His quest doesn’t work, of course, because that’s far too emotionally simple and angst-free for TVD to base an episode around. The truth is that in order to find his way out of the stone, Damon has to confront his deepest, darkest pain first, and this moment of innocent nobodies getting killed simply isn’t it. What the show wants us to believe—and where the episode started to lose me—is that Damon’s biggest pain is his relationship with his mother, and most specifically how he left things right before she died. The problem with this is that for the entirety of Lily’s time on TVD, from her introduction to her last breaths, Lily was a terrible mother who did terrible things to Damon. Damon refusing to grant her peace when she died felt logical for the character when it happened, and felt satisfying for viewers as well; seeing that moment again in the “previously” segment right before the episode only confirms this. Lily was a big misstep for the writing of season seven, and bringing her back here as the crux of Damon’s emotional pain simply doesn’t quite connect like the writers want it to.

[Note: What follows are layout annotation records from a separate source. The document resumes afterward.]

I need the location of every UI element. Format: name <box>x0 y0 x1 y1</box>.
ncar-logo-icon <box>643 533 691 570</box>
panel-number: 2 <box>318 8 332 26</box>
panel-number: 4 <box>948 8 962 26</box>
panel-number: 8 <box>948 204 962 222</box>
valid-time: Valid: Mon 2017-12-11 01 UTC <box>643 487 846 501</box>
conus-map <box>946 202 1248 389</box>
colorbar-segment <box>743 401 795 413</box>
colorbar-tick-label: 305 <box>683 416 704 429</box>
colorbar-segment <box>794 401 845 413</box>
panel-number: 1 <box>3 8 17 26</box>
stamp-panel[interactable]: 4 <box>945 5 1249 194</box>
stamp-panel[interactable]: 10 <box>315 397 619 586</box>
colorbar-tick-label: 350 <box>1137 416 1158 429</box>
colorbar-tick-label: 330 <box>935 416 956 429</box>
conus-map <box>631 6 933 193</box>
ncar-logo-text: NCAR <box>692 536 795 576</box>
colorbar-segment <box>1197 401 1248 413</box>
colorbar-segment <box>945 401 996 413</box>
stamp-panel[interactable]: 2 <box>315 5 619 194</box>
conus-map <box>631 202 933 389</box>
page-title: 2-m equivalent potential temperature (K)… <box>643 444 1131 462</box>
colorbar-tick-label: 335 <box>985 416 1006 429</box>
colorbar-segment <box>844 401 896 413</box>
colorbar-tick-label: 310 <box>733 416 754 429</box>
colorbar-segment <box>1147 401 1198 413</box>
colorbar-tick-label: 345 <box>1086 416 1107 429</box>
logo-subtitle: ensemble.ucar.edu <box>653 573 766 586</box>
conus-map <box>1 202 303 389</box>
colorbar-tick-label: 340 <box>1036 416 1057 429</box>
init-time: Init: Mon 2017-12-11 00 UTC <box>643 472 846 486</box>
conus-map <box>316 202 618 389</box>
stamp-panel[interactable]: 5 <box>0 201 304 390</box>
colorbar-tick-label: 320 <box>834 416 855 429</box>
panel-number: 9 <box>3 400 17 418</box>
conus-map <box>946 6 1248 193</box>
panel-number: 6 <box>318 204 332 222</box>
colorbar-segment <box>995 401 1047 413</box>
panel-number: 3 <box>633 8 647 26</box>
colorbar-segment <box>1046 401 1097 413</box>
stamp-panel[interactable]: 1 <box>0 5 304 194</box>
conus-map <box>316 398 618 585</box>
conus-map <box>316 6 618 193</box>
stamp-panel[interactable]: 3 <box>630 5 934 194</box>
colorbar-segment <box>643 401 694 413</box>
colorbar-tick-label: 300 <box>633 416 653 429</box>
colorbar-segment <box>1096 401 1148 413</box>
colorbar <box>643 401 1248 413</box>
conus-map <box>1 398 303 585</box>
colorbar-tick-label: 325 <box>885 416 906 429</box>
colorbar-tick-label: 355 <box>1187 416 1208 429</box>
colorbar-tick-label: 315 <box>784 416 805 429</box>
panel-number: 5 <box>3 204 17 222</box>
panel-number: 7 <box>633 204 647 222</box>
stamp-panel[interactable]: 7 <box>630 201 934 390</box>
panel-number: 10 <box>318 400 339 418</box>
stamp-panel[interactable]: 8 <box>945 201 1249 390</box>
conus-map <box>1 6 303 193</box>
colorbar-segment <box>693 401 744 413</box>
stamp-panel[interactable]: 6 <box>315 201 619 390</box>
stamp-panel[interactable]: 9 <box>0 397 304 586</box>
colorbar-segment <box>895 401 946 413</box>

This is a shame, because up until this point the episode is far more entertaining than it probably has any right to be. Dream or alternate reality episodes are a tricky thing, because as the audience we know they both aren’t real and likely don’t have much bearing on the actual narrative of the show, but Damon’s descent into Vampire Groundhog Day madness remains fairly engaging and amusing throughout. This is especially true when the three women of the house who are hiding the deserting soldiers keep getting the jump on him no matter what he does to try and foil their plans. And if you buy that Damon has all of these pent-up, secret devastating feelings about Lily than the climax probably works like gangbusters as well. The thing is, if you take the idea to make Damon’s secret pain about his mother the crux of the episode and lay it all out on paper, it seems like a great idea. It’s personal, emotional, character-based writing—except it feels a bit like it exists in a vacuum where Lily wasn’t absolutely awful at all times to her sons, especially Damon.


If there’s a saving grace of using the phoenix stone nightmares to bring up all of Damon’s painful feelings about his mother (even if they don’t quite track), it’s that it lead to a final sequence that feels like it is ripped straight out of the classic TVD playbook. Damon needed to be in a state of absolute emotional turmoil so he could wake up in a fury, not realize that what he thinks is still a phoenix stone nightmare might potentially be real, and proceed to try to kill all of his friends. Damon standing over all his friends’ lifeless bodies might be real. It might be fake. But it’s certainly fun, and fun is a great way to start the new year—even if it feels like the show fudged a bit to get here.

Stray observations

  • Damon’s Civil War flashback hair and hat combo is the envy of every ’00s-era emo boy. Welcome to the black parade, Salvatore.
  • It’s very bothersome that Alaric is not there when they are trying to revive Damon. I’m sure it was an actor availability thing, but still. Don’t forget these two are friends, show.
  • I assume that’s Candice’s real pregnant stomach and not a prosthesis of some kind. The three-month time jump gives them a good way to incorporate her pregnancy without having to hide it.
  • Even though it was just one of Damon’s dreams, I loved that the reason Bonnie gave for reviving Damon first is that everyone was afraid he’d lose his humanity and come out of everything looking to kill Bonnie and bring Elena back. It feels like Damon’s subconsciously knowing himself pretty well, and it’s a small moment that totally works.
  • This Week, In Matt Donovan Is The Best: Matt looked pretty good while getting knocked out. Way to still probably be alive despite getting the lights knocked out of you, Matt!